O segredo da vida em plenitude e com sentido é contemplar e meditar as coisas e os acontecimentos a partir do olhar de Deus. O olhar do Espirito, simples e penetrante que podem também gozar as pessoas menos cultas é mais importante do que nossas filosofias eruditas. Um cristão simples, com fé e disponibilidade diante do Espirito, sabe mais do que todos os sábios da Grecia.

A Verdadeira Autoridade Faz o Outro Crescer

Estamos nos primeiros dias da pregação publica de Jesus segundo o evangelho de Lucas. Recusado pelo seu povo em Nazaré, Jesus vai a Cafarnaum cuja população era uma mistura de várias nacionalidades. Depois da inauguração do “hoje” da salvação e antes do exorcismo, o evangelista Lucas nos fala da autoridade da palavra de Jesus.  Essa autoridade consiste no poder que ela tem de realizar tudo o que diz, de fazer-se obedecer e de libertar do mal. Em Cafarnaum Jesus fala com autoridade para as pessoas e desperta a admiração de todos, pois Ele prega e liberta.

Todos os evangelhos sinóticos (Mt, Mc, Lc) colocaram em destaque a autoridade extraordinária, o prestigio que emanava da pessoa e da palavra de Jesus (Mt 7,29; Mc 1,22; Lc 4,32). Naquela época tinha bastante “escolas”, grupos de escribas ou de letrados que faziam comentários sobre a Sagrada Escritura. Agora Jesus faz seus próprios comentários que totalmente são novos (sem nenhuma influência de alguma escola). Do fundo de si mesmo surgem pensamentos magistrais revestidos de autoridade que causa a admiração no povo. O evangelista Marcos registrou a admiração do povo diante do ensinamento de Jesus com as seguintes palavras: “Estavam espantados com o seu ensinamento, pois ele os ensinava como quem tem autoridade e não como escribas” (Mc 1,22). No seu ensinamento, Jesus não se apóia nas tradições de escolas rabínicas, pois Ele é enviado de Deus, o Filho de Deus em quem repousa o Espírito de Deus (Mc 1,9-11); Ele a própria Palavra de Deus (Jo 1,1-3.14). Jesus apela diretamente para a consciência de seus interlocutores.

Na Bíblia, a palavra aramaica para “autoridade” é shaltan, dai vem sultão.  Esta palavra (autoridade) indica a própria autoridade de Deus.  Logo, a Palavra de Jesus nos coloca face a face com o próprio poder de Deus.  Todo o poder de Deus criador e salvador está na Palavra de Jesus. Por isso, a autoridade de Jesus não está a serviço de uma instituição, mas está a serviço do ser humano pela sua salvação como o prório Deus quer para que este reconheça sua própria dignidade, seu valor e sua vocação à vida comunitária de irmãos. A nova forma de Jesus ensinar “com autoridade” apela para valores e atitudes fundamentais do ser humano: apela à capacidade de convivência como irmãos do mesmo Pai do céu, apela ao reconhecimento respeitoso e tolerante do outro, apela ao desenvolvimento da auto-estima como condições para uma autêntica libertação da situação de marginalização em que vive a grande maioria. Onde não houver um mútuo respeito, não haverá espaço para a mútua admiração. O Pai que está no céu nos faz irmãos aqui na terra. Ao aceitar o Espírito de Deus o homem se liberta de suas escravidões e se torna irmão do outro.
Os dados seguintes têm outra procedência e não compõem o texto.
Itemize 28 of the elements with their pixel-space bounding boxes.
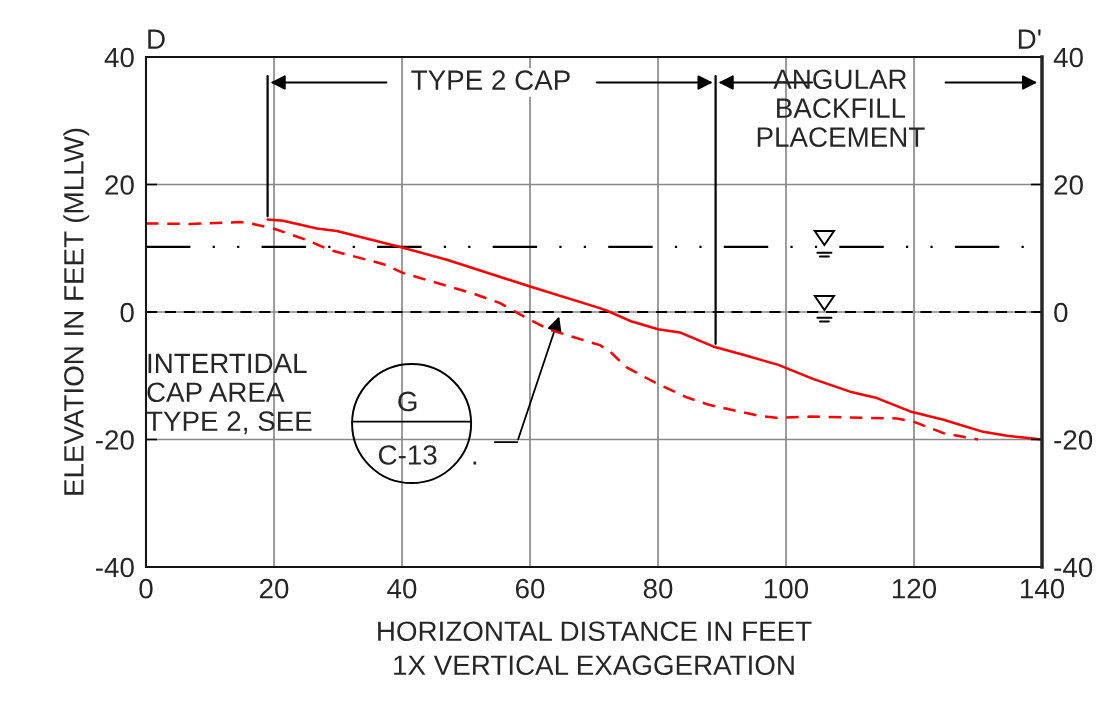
y-axis-title: ELEVATION IN FEET (MLLW): [63, 128, 90, 495]
y2-tick-label: 20: [1054, 175, 1083, 195]
x-tick-label: 140: [1020, 578, 1065, 599]
x-tick-label: 0: [139, 578, 153, 599]
y2-tick-label: 40: [1053, 47, 1083, 68]
annotation: C-13: [378, 445, 437, 465]
text: D: [148, 29, 165, 49]
y2-tick-label: 0: [1054, 302, 1068, 323]
y-tick-label: 0: [120, 302, 134, 323]
annotation: ANGULAR BACKFILL PLACEMENT: [757, 69, 925, 147]
x-tick-label: 60: [515, 578, 545, 599]
annotation: G: [398, 391, 417, 412]
y-tick-label: 40: [104, 47, 134, 68]
x-tick-label: 120: [892, 578, 937, 599]
x-tick-label: 40: [387, 578, 417, 599]
y-tick-label: 20: [105, 175, 134, 195]
y2-tick-label: -40: [1054, 557, 1093, 578]
x-tick-label: 80: [643, 578, 673, 599]
y-tick-label: -40: [95, 557, 134, 578]
line-series: [146, 220, 980, 441]
x-tick-label: 100: [764, 578, 809, 599]
y-tick-label: -20: [95, 430, 134, 450]
annotation: .: [473, 461, 477, 465]
annotation: TYPE 2 CAP: [411, 70, 570, 90]
text: D': [1018, 29, 1041, 49]
x-tick-label: 20: [259, 578, 289, 599]
x-axis-title: HORIZONTAL DISTANCE IN FEET 1X VERTICAL EXAGGERATION: [378, 621, 812, 676]
y2-tick-label: -20: [1054, 430, 1093, 450]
Por esta razão, Lucas nos relatou também um homem endemoninhado que se encontrou dentro do templo. Um endemoninhado é um homem possuído por uma ideologia que aliena completamente a liberdade e o faz falar como instrumento de outro (lavagem cerebral). Este personagem representa uma parte do público (ele fala em plural: “Que queres de nós, Jesus Nazareno? Vieste para nos destruir?”), que se alarma diante do messianismo que Jesus pretende expor. Esta parte do público tem medo de que o patriotismo nacionalista perca terreno. Se Jesus continuar falando assim (com autoridade), a libertação de Israel vai fracassar. Assim pensa esse grupo.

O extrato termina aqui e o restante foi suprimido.